If your main goal is not to be wasteful even if it affects the bottom line then it might be a good strategy 

Gerhard

dabrownman's picture
dabrownman

hardest thing in the food business is getting inventory under control.  Seems like you either have too much or not enough.  Fresh products like bread, produce, milk, cheese and meats are the most difficult to get your arms around.

On problem was with our contracts with the grocery stores where  we had to maintain a 98% fill rate on their orders.  We stocked 35,000 items. Some items like (3) different goat cheeses  covered in different volcanic ash from (3) different Italian volcanoes were not big sellers and if we had one of each in each store that was too much.  60 Kroger stores would have 180 pieces of this cheese in their stores and we might sell 60 - but they would always order way more than we were willing to sell them if we let them do the ordering.  We had to guarantee every sale to the stores or the grocery chain wouldn't allow the item in their store - they had no risk in this set up.

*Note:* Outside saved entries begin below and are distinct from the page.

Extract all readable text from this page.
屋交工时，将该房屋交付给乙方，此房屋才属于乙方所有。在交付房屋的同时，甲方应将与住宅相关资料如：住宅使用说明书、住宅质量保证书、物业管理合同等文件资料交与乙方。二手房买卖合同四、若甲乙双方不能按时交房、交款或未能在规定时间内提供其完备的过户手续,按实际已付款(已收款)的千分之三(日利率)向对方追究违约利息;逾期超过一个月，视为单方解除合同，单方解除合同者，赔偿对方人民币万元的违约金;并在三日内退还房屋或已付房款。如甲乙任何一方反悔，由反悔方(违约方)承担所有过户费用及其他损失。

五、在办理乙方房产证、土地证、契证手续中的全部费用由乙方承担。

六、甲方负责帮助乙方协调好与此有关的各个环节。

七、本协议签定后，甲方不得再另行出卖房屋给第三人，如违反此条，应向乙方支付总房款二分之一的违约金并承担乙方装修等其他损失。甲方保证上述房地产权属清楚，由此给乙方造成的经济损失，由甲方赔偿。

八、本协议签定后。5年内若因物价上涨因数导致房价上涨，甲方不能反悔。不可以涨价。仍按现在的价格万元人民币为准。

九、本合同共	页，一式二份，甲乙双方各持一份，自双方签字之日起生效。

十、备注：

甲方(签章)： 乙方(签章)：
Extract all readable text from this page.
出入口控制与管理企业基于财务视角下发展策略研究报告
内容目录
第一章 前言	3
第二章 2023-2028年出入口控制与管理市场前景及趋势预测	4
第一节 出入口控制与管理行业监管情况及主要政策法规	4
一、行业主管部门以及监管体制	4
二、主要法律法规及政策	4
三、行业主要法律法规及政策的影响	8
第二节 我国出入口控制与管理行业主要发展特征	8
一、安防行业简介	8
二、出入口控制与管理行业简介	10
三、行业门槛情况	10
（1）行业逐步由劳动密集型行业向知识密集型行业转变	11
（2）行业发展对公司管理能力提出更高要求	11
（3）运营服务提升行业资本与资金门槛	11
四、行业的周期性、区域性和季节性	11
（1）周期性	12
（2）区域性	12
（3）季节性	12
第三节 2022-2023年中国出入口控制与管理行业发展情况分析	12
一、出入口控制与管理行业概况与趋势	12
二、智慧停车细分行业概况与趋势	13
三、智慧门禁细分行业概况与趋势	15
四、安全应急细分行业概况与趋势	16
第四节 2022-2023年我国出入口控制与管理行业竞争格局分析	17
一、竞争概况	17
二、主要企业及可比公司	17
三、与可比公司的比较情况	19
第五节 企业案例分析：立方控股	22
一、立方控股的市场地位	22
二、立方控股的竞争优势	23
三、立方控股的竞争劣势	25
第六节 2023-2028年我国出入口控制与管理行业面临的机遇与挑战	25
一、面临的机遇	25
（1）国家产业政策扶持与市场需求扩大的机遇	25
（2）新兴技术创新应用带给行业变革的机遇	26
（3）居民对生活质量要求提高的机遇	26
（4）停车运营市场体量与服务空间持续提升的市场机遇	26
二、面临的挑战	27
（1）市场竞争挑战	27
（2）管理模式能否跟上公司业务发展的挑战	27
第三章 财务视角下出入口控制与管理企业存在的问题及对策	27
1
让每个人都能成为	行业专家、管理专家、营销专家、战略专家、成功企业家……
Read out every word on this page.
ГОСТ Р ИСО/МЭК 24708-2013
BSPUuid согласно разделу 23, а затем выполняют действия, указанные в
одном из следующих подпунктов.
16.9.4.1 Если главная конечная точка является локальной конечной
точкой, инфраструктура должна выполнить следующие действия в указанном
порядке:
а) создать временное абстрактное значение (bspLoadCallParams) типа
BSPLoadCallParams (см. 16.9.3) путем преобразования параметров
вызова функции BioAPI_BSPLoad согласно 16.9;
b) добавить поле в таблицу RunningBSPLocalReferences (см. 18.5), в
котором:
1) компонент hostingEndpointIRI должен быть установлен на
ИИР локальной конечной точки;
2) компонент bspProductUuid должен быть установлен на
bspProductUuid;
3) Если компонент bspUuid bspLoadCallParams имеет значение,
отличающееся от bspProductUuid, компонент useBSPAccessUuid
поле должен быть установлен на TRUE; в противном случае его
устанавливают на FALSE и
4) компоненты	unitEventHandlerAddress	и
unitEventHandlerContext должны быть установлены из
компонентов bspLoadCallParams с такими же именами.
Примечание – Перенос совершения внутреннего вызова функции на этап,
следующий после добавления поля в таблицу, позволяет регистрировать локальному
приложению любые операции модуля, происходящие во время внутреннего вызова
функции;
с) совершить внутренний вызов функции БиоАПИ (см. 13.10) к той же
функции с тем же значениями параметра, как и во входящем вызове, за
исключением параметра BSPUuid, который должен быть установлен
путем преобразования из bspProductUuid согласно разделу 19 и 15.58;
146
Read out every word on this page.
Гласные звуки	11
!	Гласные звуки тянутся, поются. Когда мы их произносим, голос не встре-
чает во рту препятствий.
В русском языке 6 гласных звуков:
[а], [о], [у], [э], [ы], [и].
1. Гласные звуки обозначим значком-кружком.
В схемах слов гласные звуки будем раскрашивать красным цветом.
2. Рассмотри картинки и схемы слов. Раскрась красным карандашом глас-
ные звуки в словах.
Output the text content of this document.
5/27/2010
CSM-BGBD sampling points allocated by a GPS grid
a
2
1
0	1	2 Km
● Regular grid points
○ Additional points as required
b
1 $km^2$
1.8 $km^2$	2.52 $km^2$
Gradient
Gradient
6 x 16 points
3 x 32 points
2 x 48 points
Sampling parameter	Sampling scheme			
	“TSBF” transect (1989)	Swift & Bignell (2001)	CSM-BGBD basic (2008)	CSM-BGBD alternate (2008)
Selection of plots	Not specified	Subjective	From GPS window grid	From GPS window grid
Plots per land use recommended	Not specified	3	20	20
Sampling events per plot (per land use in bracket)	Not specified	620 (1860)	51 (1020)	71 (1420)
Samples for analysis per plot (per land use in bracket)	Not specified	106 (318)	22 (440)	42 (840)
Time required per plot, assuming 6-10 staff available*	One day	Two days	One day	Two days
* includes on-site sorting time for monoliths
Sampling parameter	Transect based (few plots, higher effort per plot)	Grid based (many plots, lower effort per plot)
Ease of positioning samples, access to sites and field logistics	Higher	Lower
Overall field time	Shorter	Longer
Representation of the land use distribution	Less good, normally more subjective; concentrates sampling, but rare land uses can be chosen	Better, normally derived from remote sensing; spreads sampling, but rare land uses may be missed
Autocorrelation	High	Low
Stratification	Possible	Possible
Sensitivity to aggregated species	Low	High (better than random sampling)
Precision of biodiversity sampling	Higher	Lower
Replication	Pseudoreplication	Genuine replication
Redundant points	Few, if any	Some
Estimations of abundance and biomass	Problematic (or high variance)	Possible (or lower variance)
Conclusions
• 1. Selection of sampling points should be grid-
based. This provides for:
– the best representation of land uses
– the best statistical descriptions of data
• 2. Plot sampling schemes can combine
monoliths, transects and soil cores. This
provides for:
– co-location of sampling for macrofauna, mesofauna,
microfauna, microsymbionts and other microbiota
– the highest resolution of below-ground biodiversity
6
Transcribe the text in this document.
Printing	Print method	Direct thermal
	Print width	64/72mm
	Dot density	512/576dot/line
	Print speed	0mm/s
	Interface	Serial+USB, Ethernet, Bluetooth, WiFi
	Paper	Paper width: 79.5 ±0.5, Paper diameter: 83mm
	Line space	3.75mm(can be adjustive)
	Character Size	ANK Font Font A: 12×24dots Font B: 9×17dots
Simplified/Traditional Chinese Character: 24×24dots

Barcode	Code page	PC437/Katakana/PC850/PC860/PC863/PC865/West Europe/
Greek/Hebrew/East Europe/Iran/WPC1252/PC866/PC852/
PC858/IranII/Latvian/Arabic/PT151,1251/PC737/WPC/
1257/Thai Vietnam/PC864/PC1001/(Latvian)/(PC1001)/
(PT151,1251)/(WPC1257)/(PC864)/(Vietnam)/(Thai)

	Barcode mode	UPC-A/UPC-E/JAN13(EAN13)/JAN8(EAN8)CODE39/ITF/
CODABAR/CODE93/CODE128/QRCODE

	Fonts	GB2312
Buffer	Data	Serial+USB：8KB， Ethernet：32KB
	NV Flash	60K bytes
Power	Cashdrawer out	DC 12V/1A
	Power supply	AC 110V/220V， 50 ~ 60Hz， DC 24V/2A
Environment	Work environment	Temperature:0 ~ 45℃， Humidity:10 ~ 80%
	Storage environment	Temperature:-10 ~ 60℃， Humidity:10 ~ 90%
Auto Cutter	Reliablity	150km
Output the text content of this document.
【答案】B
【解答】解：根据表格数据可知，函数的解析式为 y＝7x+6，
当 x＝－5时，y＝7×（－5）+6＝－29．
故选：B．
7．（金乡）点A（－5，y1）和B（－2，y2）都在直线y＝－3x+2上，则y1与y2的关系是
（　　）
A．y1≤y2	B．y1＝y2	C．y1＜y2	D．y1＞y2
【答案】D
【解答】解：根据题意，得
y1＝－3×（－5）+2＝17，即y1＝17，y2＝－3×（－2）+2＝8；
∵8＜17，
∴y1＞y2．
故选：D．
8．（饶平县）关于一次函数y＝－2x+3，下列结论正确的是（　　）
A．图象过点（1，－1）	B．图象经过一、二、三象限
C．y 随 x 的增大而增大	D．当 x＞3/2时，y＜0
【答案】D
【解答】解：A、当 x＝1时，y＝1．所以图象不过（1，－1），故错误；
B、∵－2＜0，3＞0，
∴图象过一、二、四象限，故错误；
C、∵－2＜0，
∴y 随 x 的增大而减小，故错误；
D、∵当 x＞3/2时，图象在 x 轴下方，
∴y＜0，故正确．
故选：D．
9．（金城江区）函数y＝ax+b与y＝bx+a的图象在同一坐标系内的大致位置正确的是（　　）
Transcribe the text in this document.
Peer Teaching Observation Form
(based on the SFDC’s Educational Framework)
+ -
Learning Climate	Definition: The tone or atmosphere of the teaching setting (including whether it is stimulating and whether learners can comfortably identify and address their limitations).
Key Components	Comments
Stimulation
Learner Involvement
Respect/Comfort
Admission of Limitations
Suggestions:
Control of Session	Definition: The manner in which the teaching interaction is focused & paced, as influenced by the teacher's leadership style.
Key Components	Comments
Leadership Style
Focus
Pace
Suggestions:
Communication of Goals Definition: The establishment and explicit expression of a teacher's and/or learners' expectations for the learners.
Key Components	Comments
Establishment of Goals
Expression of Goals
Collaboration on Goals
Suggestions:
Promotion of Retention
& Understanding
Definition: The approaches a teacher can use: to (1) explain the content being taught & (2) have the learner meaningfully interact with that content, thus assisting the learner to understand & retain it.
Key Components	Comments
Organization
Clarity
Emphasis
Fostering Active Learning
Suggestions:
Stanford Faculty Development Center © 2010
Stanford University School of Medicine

Our own sales folks weren't much help if they did the ordering either since they got paid on their sales.  They would load up the stores with too much perishables to improve their pay checks and we would be writing credits like crazy - manufacturers weren't too happy about that since we billed them back for credits.  We wouldn't carry the manufactures item if they wouldn't guarantee the credit to us.  Still, it was their stuff that wasn't selling but our fault for ordering too much from them and putting too much in the stores.

To fix this mess, we finally started taking the credits out of our sales peoples checks and this helped a great deal.  Good sales people learned to write credits at one store that wasn't selling the items and take them to another and sell them there where they would sell.   They no longer had an incentive to load the stores up but the grocery chains who ordered for their own stores still ordered way too much that eventually went bad.  This can never get fixed unless the chain agrees to lower their store stock on the 80% of items that only make up 20% of the sales - and most likely not to sell before the code date goes bad.

The best thing we could do in these cases was to give the store a credit 7 days before the code date and at least be able to bring it back to the warehouse for re-distribution to food banks before it went bad.

What helped the most to reduce waste by 80% was to monitor it - by person, by store, by item.  Once a standard was developed for waste, What got monitored got fixed - one way or another.  But this was only possible one sophisticated computer inventory control and business enterprise systems became available.

Now we can stop a purchasing person from ordering too much based on past sales history and current stock on hand and lead times.   We know exactly how much we have of each item in the warehouse and exactly where it is and what its code date is so the oldest code date gets rotated into the pick slot  next.  We know how much was ordered and delivered to each store by item and what the codes dates were and what credits per item were written.   We now know what the actual sales were and we can stop orders from leaving the plant for any item out of bounds.

It is hard to believe with the massive waste of food today but we have reduced waste at the stores and food distribution warehouses by 80% over the last 20 years.   What we haven't stopped is manufacturers and producers making too much in the first place, but they to have computer manufacturing and inventory systems and are much better than before.  Then there are the folks who buy too much and don't eat it - there are no computer systems for that.

Stores having too many items that don't sell and keeping the shelves stocked too full on these items and guaranteeing the sale to the store and distributor all need to be handled better to.  It there is no common sense partnership and food waste goals set between the manufacturer, distributor and grocery stores then waste will be higher than it should be.

Don't forget that composting some kinds food waste is a great way to improve your home garden soils.

Sorry to ramble on about these things but food waste bugs me to no end and has cost us all a large personal fortune.